Assim, indefiro o pedido de alimentos provisórios.
Custas do incidente pela autora, fixando-se no mínimo a taxa de justiça... (sic – fls 61 do presente processado de apelação subida em separado).
Inconformada, a Requerente da pretensão A recorreu desse despacho, pedindo que o mesmo seja “...revogado” (sic – fls 66 e 76 deste processado), formulando, para tanto, as seguintes 5 conclusões:
1. A Autora - Recorrente casou-se com B desde 27 de Dezembro de 1990.

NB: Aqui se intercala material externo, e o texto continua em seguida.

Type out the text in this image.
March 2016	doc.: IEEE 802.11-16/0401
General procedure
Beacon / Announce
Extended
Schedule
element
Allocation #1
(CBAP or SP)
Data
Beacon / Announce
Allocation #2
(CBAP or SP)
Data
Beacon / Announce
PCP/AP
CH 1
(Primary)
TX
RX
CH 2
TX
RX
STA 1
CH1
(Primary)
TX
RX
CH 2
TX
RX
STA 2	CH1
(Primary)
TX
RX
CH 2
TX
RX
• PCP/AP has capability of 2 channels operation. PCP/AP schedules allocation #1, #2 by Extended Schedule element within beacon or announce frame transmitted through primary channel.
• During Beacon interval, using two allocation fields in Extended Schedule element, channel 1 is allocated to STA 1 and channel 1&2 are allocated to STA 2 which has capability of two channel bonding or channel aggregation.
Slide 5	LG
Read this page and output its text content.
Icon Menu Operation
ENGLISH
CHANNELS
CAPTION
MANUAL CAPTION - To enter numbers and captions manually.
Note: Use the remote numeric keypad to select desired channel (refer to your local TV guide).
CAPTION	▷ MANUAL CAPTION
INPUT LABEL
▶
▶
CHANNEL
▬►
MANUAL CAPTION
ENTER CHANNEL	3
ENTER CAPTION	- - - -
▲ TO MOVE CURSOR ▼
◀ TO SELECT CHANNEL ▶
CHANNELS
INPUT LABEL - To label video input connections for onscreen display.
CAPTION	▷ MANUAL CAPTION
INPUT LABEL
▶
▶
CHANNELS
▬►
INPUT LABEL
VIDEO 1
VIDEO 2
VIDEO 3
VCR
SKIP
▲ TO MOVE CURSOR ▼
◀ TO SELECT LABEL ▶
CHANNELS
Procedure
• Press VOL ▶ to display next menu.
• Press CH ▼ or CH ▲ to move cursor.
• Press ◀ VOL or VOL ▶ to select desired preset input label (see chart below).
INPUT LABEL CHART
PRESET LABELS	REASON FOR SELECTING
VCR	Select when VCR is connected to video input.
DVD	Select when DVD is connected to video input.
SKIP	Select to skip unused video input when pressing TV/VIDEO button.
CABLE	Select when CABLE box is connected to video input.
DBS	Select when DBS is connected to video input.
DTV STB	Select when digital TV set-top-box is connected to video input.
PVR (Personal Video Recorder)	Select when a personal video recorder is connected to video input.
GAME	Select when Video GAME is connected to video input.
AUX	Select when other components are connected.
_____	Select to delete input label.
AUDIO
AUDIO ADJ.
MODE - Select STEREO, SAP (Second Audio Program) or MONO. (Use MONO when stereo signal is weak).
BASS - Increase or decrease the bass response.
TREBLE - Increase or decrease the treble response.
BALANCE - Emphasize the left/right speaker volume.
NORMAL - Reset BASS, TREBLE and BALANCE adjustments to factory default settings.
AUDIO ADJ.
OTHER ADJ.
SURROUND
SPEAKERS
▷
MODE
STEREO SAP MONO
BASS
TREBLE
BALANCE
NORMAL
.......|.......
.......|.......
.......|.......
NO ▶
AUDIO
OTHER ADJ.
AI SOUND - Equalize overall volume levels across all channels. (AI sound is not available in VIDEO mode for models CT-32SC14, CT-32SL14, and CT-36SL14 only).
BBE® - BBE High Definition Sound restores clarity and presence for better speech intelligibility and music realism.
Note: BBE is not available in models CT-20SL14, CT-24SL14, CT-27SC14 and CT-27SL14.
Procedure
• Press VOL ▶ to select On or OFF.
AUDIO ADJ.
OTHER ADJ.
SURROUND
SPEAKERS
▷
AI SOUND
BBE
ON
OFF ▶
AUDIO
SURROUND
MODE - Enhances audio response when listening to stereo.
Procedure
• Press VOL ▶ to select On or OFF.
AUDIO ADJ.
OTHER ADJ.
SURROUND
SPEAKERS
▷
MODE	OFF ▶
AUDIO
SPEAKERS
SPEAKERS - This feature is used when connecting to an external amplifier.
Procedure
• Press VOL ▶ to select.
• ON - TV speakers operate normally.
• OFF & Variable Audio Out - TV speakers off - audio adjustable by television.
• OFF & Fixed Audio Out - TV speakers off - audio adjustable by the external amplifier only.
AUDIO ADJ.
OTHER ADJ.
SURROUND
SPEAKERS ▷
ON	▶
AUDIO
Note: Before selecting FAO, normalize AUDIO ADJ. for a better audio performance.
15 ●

2. A Autora - Recorrente ainda está casada, conforme documento n.º 1 junto à petição inicial, tendo interposto a acção de divórcio sem consentimento do outro cônjuge com pedido de alimentos provisórios, ao abrigo do artigo 1407º, n.º 7 do Código de Processo Civil.
3. O Tribunal a quo indeferiu o pedido de alimentos provisórios com fundamento da existência da união de facto, nos termos do artigo 2019º do Código Civil.
4. Existe união de facto quando duas pessoas no estado civil solteiras, divorciadas, separadas judicialmente e viúvas, independentemente do sexo, vivam em condições análogas às dos cônjuges há mais de dois anos – artigo 1º, n.º 2 da Lei n.º 7/2001.
5. Impede a existência de união de facto o facto de um dos elementos ser casado e a Autora - Recorrente é casada.” (sic – fls 65 e 66 e 75 e 76 deste processado).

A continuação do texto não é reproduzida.